I returned to The Cinema of Ozu Yasujiro: Histories of the Everyday by Woojeong Joo after a long hiatus. The book is chronological and the early chapters did not engage me a lot because I have not seen a ton of Ozu's early movies, especially the silent ones. I put the book aside for a long time, and then returned to it by skipping to the later chapters where I am familiar with most/all of the movies addressed. In the end, I still did not find a lot to engage me in the book. It gets a lot into the weeds about topics that do not hold my interest strongly. Also, the author has a really annoying habit of overusing Japanese words even when there are English equivalants. This not only ends up sounding pretentious but it becomes hard to follow unless you remember what the word in question actually meant when first introduced, often in some earlier chapter. I'm putting this one into the "weeded" pile. Though it did make me want to revisit more Ozu movies. I have a small Criterion set of some of his early crime dramas that I haven't watched yet.
I finally watched Shimizu's Ornamental Hairpin (1941) on Sunday. It's a quiet drama that takes place at a resort during the war. A young man (a solider on leave I believe) injures his foot on a hairpin accidentally left behind by a previous resident. She returns to the resort to apologize to him, and then ends up staying to escape her life in Tokyo. Shimizu uses lots of long shots, and a lot of the drama comes around the man's attempts to walk on his injured foot. One overlong scene has him trying to walk across a narrow log bridge that spans the shallow river. The woman, some children, and other residents he has become friendly with are all cheering him on as he stumbles and sways across the bridge. It's a strange, sometimes inconsistent movie, with an ending that is melancholy, though not clearly not a happy ending, just unresolved.

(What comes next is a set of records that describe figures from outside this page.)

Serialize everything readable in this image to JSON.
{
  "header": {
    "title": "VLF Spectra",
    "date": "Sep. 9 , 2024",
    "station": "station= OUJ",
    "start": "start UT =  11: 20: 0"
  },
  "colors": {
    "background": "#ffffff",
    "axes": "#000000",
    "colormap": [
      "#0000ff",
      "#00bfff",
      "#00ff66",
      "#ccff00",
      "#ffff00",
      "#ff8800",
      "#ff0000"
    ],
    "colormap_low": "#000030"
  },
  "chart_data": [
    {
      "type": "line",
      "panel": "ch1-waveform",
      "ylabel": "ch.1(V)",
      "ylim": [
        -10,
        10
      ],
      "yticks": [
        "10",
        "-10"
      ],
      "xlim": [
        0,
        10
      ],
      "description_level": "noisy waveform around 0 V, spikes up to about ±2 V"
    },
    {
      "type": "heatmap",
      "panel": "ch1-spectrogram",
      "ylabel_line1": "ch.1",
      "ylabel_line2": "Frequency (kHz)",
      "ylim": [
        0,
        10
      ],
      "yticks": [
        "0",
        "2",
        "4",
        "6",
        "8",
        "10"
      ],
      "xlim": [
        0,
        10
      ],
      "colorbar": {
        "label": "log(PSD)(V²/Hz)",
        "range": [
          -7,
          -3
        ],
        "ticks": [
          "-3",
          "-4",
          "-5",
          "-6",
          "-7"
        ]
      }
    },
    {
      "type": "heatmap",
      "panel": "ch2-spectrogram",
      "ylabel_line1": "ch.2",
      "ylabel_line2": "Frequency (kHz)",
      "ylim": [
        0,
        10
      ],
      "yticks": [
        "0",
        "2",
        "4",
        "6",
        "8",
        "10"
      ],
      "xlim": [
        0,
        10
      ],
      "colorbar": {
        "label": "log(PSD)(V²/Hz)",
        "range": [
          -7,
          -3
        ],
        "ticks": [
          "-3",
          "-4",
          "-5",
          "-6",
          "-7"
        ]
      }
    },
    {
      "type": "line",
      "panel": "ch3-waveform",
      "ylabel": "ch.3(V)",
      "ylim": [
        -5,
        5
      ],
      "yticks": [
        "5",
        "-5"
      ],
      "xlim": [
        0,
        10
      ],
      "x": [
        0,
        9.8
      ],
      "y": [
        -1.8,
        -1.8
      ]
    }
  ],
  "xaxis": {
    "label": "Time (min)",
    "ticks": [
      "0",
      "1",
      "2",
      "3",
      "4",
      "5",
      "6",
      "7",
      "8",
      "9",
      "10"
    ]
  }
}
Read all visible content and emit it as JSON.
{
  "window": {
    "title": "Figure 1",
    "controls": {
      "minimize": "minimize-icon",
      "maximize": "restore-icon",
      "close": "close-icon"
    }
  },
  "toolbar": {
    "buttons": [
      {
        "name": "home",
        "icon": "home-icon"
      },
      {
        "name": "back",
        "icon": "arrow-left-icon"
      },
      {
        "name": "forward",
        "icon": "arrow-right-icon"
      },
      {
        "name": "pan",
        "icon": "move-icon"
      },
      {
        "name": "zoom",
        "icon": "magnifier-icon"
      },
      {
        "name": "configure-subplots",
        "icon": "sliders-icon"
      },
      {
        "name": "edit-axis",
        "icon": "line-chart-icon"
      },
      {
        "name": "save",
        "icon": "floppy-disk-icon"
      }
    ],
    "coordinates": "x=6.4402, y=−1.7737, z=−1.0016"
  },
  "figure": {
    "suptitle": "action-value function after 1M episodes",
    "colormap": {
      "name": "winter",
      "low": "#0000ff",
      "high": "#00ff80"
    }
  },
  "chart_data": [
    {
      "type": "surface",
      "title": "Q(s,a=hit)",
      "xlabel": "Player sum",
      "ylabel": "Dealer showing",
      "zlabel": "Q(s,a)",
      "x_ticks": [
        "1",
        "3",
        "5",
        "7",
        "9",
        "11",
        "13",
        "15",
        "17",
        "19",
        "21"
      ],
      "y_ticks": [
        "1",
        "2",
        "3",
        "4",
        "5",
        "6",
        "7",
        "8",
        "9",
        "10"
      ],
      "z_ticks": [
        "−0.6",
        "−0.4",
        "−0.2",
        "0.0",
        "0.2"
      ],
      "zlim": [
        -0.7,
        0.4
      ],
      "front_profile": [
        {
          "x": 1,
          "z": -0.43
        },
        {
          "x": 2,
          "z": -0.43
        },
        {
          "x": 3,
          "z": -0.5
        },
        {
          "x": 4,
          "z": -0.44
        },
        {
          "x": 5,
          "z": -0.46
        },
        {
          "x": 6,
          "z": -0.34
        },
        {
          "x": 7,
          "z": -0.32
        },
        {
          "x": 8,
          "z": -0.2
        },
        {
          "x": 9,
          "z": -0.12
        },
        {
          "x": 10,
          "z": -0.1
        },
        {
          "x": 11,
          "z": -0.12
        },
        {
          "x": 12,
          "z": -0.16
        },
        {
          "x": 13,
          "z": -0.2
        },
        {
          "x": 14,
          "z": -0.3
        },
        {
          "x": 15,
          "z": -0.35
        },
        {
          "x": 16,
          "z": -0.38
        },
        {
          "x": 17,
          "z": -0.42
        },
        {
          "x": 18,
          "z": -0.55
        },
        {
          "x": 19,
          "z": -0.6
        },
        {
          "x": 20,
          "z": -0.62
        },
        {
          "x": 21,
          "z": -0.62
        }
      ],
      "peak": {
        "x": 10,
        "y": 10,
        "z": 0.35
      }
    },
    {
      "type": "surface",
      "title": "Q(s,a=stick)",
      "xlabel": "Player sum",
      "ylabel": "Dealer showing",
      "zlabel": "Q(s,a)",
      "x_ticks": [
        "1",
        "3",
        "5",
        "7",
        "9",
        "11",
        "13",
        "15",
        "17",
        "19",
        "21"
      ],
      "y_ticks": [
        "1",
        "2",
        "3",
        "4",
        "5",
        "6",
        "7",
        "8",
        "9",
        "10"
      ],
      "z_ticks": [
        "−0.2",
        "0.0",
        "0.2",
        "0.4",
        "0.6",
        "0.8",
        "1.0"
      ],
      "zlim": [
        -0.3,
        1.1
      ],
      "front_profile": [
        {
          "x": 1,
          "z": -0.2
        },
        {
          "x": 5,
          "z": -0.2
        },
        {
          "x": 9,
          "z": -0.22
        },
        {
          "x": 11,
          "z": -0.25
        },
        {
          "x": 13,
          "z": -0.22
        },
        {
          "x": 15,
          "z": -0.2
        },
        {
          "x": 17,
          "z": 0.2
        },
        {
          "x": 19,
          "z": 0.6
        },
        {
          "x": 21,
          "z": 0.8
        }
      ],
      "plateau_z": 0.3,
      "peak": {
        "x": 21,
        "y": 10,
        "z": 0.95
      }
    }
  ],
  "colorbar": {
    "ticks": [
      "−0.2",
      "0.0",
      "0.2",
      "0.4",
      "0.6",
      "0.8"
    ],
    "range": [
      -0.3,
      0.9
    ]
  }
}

We also watched Talk of the Town (1942) with Jean Arthur, Cary Grant, and Ronald Colman, part of a collection of Arthur's movies on the Criterion Channel. It too was a bit inconsistent. Sometimes funny and charming, sometimes political and patriotic, sometimes just boring. The main story about a man falsely accused of arson by a factory owner and an apparently corrupt judge, is interspersed with a three way romance (which man will the woman choose?!). The political angle ends up too patly solved and is, of course, quite unrealistic, especially as it works in one of the characters being a Supreme Court justice. Entertaining for a bit, but not rewatchable.